CVE-2024-38733: 
WordPress vulnerability analysis and mitigation

A Missing Authorization vulnerability was identified in the Meks Video Importer WordPress plugin, affecting versions up to 1.0.12. The vulnerability was discovered by Majed Refaea and was assigned CVE-2024-38733. The issue stems from missing capability checks in the plugin's functionality, potentially allowing unauthorized access to certain features (Patchstack).

The vulnerability is classified as a Missing Authorization (CWE-862) issue, with a CVSS v3.1 base score of 5.4 (Medium). The vulnerability vector is described as CVSS:3.1/AV:N/AC:L/PR:L/UI:N/S:U/C:N/I:L/A:L, indicating network accessibility, low attack complexity, and requiring low privileges (Patchstack).
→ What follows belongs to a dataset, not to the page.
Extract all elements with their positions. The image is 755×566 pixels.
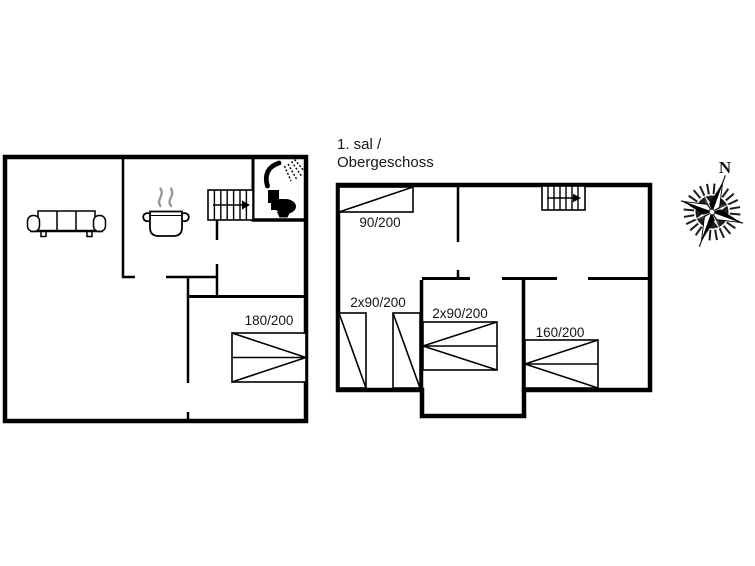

The vulnerability allows unauthenticated attackers to perform unauthorized actions due to incorrectly configured access control security levels. This broken access control issue could potentially lead to unprivileged users executing certain higher privileged actions (WPScan).

The vulnerability has been fixed in version 1.0.13 of the Meks Video Importer plugin. Users are advised to update to this version or later to remediate the issue. Additionally, Patchstack has issued a virtual patch to mitigate this issue by blocking potential attacks until users can update to the fixed version (Patchstack).